Friday, 23 February 2024

A start with sowing

I am still catching up on some of the autumn and winter tasks delayed because of the successive eye surgeries in the second half of last year. And the recent wet weather has not helped either. We are beginning to enter the more time-dependent jobs of spring, such as seed sowing. This does not really get underway for me until the beginning of March. One exception is aubergines which tend to need a longer growing season and I like to get them sowed in February. The seedlings need a bit of looking after until it is safe enough to transfer them to the unheated greenhouse, usually at the end of April, although a look out for late frosts is still needed.  Aubergines usually do well for me and last year in particular we had a bumper crop.

There is a sketch by Van Gogh called The Sower which I rather like. Van Gogh painted and drew quite a few versions of The Sower. The one here is a copy of a painting he admired by Jean-Francois Millet who was a French artist noted for his images of rural and peasant life. 

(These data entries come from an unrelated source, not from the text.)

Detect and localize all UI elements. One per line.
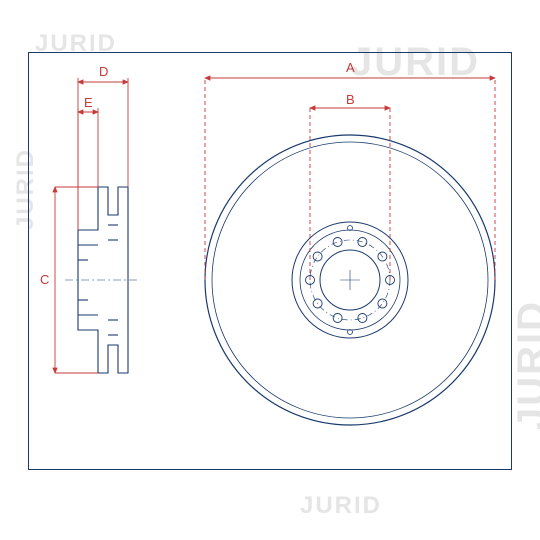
dim-label-d: D	[99, 64, 108, 79]
dim-label-b: B	[346, 92, 355, 107]
drawing-svg	[0, 0, 540, 540]
dim-label-e: E	[84, 95, 93, 110]
dim-label-c: C	[40, 272, 49, 287]
dim-e	[78, 108, 98, 230]
disc-front-view	[205, 135, 495, 425]
dim-b	[310, 108, 390, 280]
dim-label-a: A	[346, 60, 355, 75]
disc-side-view	[65, 187, 140, 373]
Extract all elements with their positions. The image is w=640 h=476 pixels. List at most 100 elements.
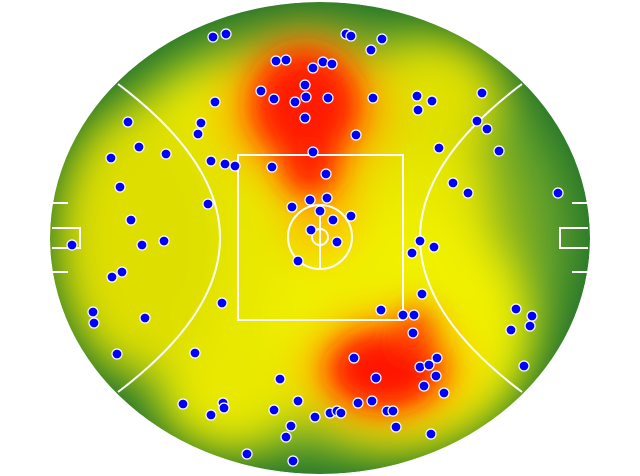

The Sower after Millet, Van Gogh.
Van Gogh Museum, Amsterdam. 

Yesterday a photograph came my way online, posted by a rural history website of a farm worker broadcast sowing a field. It was undated but possibly 1930s, certainly pre-mechanisation. It struck me how much it resembled the Van Gogh image.



Very different from my carefully placed aubergine seeds, three to a 3" pot.

7 comments:

  1. I put so many tubs of aubergine and tomato sauce for pasta in the freezer that I might have gone right off aubergines!
    But no doubt I'll be sowing some next month

    ReplyDelete
  2. What a great photo of the farmer, and so evocative of Van Gogh's image. My grandmother would have said, "those were peaceful times". But what hard work!

    ReplyDelete
  3. I love Millet's pictures of farm workers - especially The Angelus

    ReplyDelete
    Replies
    1. Yes, I know the one. I lkie it very much too.

      Delete
  4. My husband told me how as a young lad on a hill farm they used a broadcast sower on a few small fields back in the 1960s

    ReplyDelete
    Replies
    1. I guess on hill farms some of the fileds might have been too steep for tractors.